Jacob Collier Oh, énormément. J’ai donc commencé mon processus chez moi à Londres, en travaillant de manière assez solitaire. Je créais les choses tout seul. Je les façonnais vraiment, j’organisais vraiment les choses, et je n’avais jamais vraiment imaginé faire des concerts, des tournées ou quoi que ce soit de ce genre. C’était un monde tellement insulaire. Je pense que le plus grand changement de ces 12 dernières années a été, en un sens, de quitter ce monde pour m’ouvrir au monde réel et devenir radicalement collaboratif plutôt qu’individuel. Ainsi, le dernier album que j’ai sorti a réuni plus de 100 000 personnes. C’est une œuvre immense, immense, faite de l’amour que j’ai pour le monde extérieur à ce cocon originel, mais toujours ancrée dans cet espace originel. Donc, à bien des égards, beaucoup de choses ont changé, et à bien des égards, rien n’a vraiment changé.
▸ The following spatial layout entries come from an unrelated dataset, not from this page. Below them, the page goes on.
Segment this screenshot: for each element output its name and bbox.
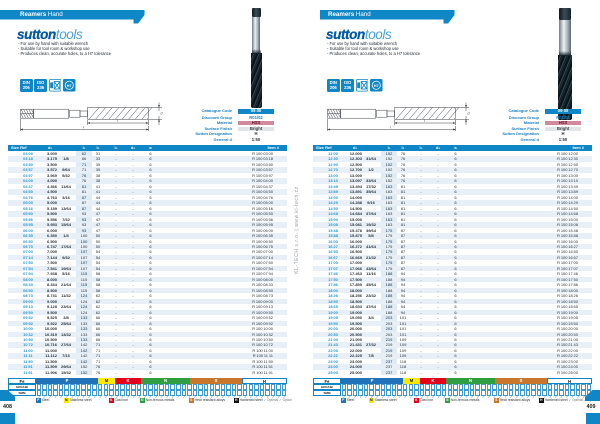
svg-text:d: d: [161, 112, 164, 116]
svg-text:d: d: [468, 112, 471, 116]
svg-text:l: l: [390, 126, 391, 130]
svg-text:l: l: [117, 119, 118, 123]
svg-text:H7: H7: [374, 83, 379, 88]
svg-text:l: l: [83, 126, 84, 130]
svg-text:l: l: [424, 119, 425, 123]
svg-text:H7: H7: [67, 83, 72, 88]
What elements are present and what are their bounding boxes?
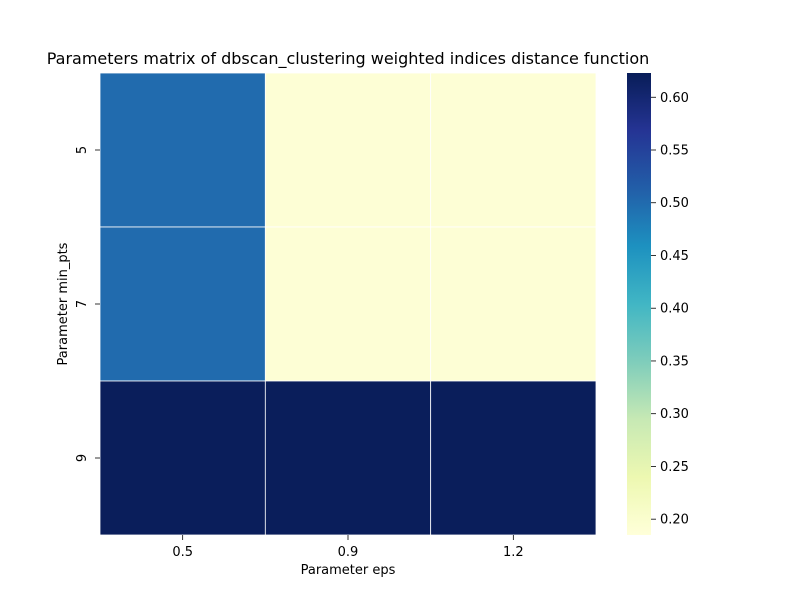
x-axis-label: Parameter eps — [301, 563, 396, 578]
heatmap-cell — [99, 72, 266, 228]
heatmap-cell — [264, 380, 432, 536]
chart-title: Parameters matrix of dbscan_clustering w… — [47, 49, 650, 69]
colorbar-ticks: 0.20 0.25 0.30 0.35 0.40 0.45 0.50 0.55 0.60 — [651, 91, 689, 528]
x-tick-label: 0.5 — [172, 545, 193, 560]
colorbar-tick-label: 0.60 — [660, 91, 689, 106]
heatmap-cell — [430, 380, 597, 536]
heatmap-cell — [430, 226, 597, 382]
colorbar-tick-label: 0.50 — [660, 196, 689, 211]
heatmap-cell — [264, 72, 432, 228]
heatmap-cell — [430, 72, 597, 228]
colorbar-tick-label: 0.45 — [660, 249, 689, 264]
x-axis-ticks: 0.5 0.9 1.2 — [172, 535, 524, 560]
y-axis-ticks: 5 7 9 — [75, 146, 100, 462]
y-tick-label: 5 — [75, 146, 90, 154]
colorbar-tick-label: 0.25 — [660, 460, 689, 475]
colorbar-tick-label: 0.20 — [660, 513, 689, 528]
colorbar-tick-label: 0.35 — [660, 354, 689, 369]
heatmap-cell — [264, 226, 432, 382]
y-tick-label: 9 — [75, 454, 90, 462]
x-tick-label: 0.9 — [338, 545, 359, 560]
y-axis-label: Parameter min_pts — [56, 242, 71, 365]
colorbar-tick-label: 0.30 — [660, 407, 689, 422]
colorbar-tick-label: 0.40 — [660, 302, 689, 317]
heatmap-cells — [99, 72, 597, 536]
x-tick-label: 1.2 — [503, 545, 524, 560]
colorbar-tick-label: 0.55 — [660, 144, 689, 159]
heatmap-cell — [99, 380, 266, 536]
y-tick-label: 7 — [75, 300, 90, 308]
colorbar — [627, 73, 651, 535]
heatmap-cell — [99, 226, 266, 382]
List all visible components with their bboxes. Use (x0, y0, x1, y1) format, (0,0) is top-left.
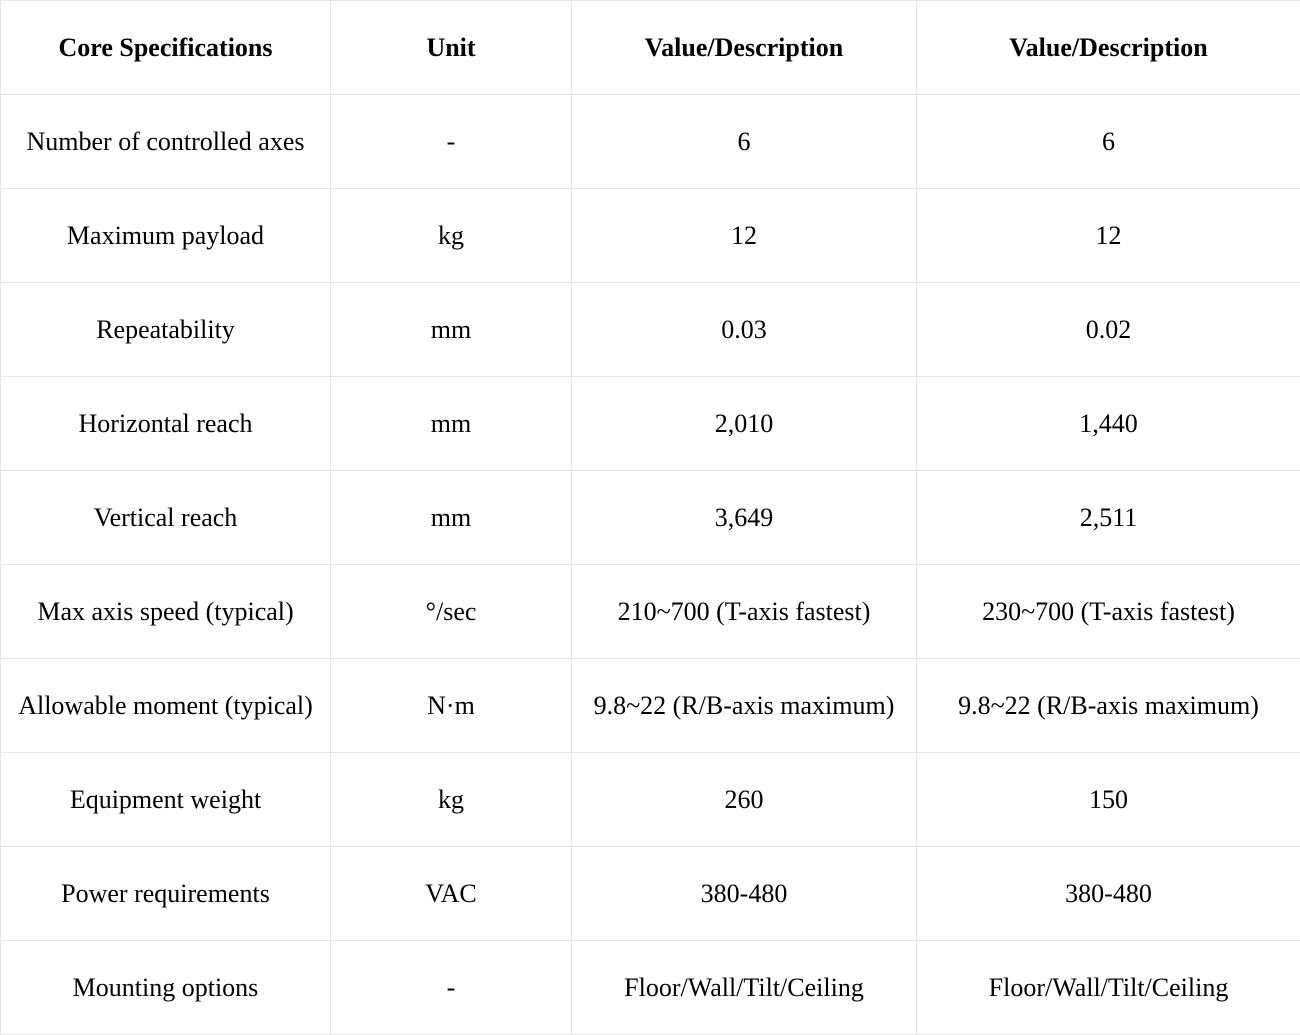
table-cell: 150 (916, 752, 1300, 847)
table-cell: - (330, 940, 572, 1035)
table-cell: 380-480 (571, 846, 917, 941)
table-row: Maximum payload kg 12 12 (0, 188, 1300, 283)
table-cell: 230~700 (T-axis fastest) (916, 564, 1300, 659)
header-row: Core Specifications Unit Value/Description… (0, 0, 1300, 95)
table-row: Vertical reach mm 3,649 2,511 (0, 470, 1300, 565)
table-cell: 9.8~22 (R/B-axis maximum) (916, 658, 1300, 753)
table-row: Mounting options - Floor/Wall/Tilt/Ceiling… (0, 940, 1300, 1035)
table-cell: Equipment weight (0, 752, 331, 847)
table-cell: kg (330, 752, 572, 847)
table-row: Repeatability mm 0.03 0.02 (0, 282, 1300, 377)
table-cell: Max axis speed (typical) (0, 564, 331, 659)
table-cell: 0.03 (571, 282, 917, 377)
table-cell: Repeatability (0, 282, 331, 377)
header-cell: Value/Description (916, 0, 1300, 95)
table-cell: Number of controlled axes (0, 94, 331, 189)
table-cell: mm (330, 470, 572, 565)
table-header: Core Specifications Unit Value/Description… (0, 0, 1300, 95)
table-cell: Horizontal reach (0, 376, 331, 471)
table-cell: 9.8~22 (R/B-axis maximum) (571, 658, 917, 753)
table-cell: 1,440 (916, 376, 1300, 471)
table-cell: mm (330, 376, 572, 471)
table-cell: 6 (916, 94, 1300, 189)
header-cell: Value/Description (571, 0, 917, 95)
table-cell: 260 (571, 752, 917, 847)
table-cell: Maximum payload (0, 188, 331, 283)
table-cell: N·m (330, 658, 572, 753)
header-cell: Unit (330, 0, 572, 95)
table-cell: Mounting options (0, 940, 331, 1035)
table-cell: 12 (916, 188, 1300, 283)
table-cell: 380-480 (916, 846, 1300, 941)
table-cell: 2,511 (916, 470, 1300, 565)
table-row: Allowable moment (typical) N·m 9.8~22 (R/B… (0, 658, 1300, 753)
table-cell: kg (330, 188, 572, 283)
table-row: Horizontal reach mm 2,010 1,440 (0, 376, 1300, 471)
table-cell: 6 (571, 94, 917, 189)
table-cell: Power requirements (0, 846, 331, 941)
table-cell: Floor/Wall/Tilt/Ceiling (916, 940, 1300, 1035)
table-cell: mm (330, 282, 572, 377)
table-cell: 3,649 (571, 470, 917, 565)
table-cell: 210~700 (T-axis fastest) (571, 564, 917, 659)
table-body: Number of controlled axes -6 6 Maximum payl… (0, 94, 1300, 1035)
table-row: Max axis speed (typical) °/sec 210~700 (T-… (0, 564, 1300, 659)
table-cell: Floor/Wall/Tilt/Ceiling (571, 940, 917, 1035)
table-cell: °/sec (330, 564, 572, 659)
table-cell: 0.02 (916, 282, 1300, 377)
table-cell: - (330, 94, 572, 189)
header-cell: Core Specifications (0, 0, 331, 95)
table-cell: VAC (330, 846, 572, 941)
table-cell: 12 (571, 188, 917, 283)
table-cell: Vertical reach (0, 470, 331, 565)
table-cell: 2,010 (571, 376, 917, 471)
table-row: Equipment weight kg 260 150 (0, 752, 1300, 847)
table-row: Number of controlled axes -6 6 (0, 94, 1300, 189)
table-row: Power requirements VAC 380-480 380-480 (0, 846, 1300, 941)
table-cell: Allowable moment (typical) (0, 658, 331, 753)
Jane Cornwell C’est assez incroyable de t’imaginer dans ta chambre en train de faire tous ces différents éléments, puis de te voir faire les chœurs de ton public. Est-ce qu’ils se trompent parfois ?

Jacob Collier : Il n’y a pas vraiment de mal. Parfois, les choses ne se passent pas comme prévu. Parfois, ce sont les meilleurs chœurs de public, quand il se passe quelque chose d’inattendu, mais vous savez, certains publics sont plus à l’écoute que d’autres, donc si un public écoute vraiment, dans un environnement très calme et qu’on peut aller quelque part, on peut y découvrir des choses musicales extrêmement spéciales. Mais les gens aiment chanter, et chacun a une voix, et chaque voix est valable et importante. Et des choses incroyables se produisent lorsque les voix se rencontrent.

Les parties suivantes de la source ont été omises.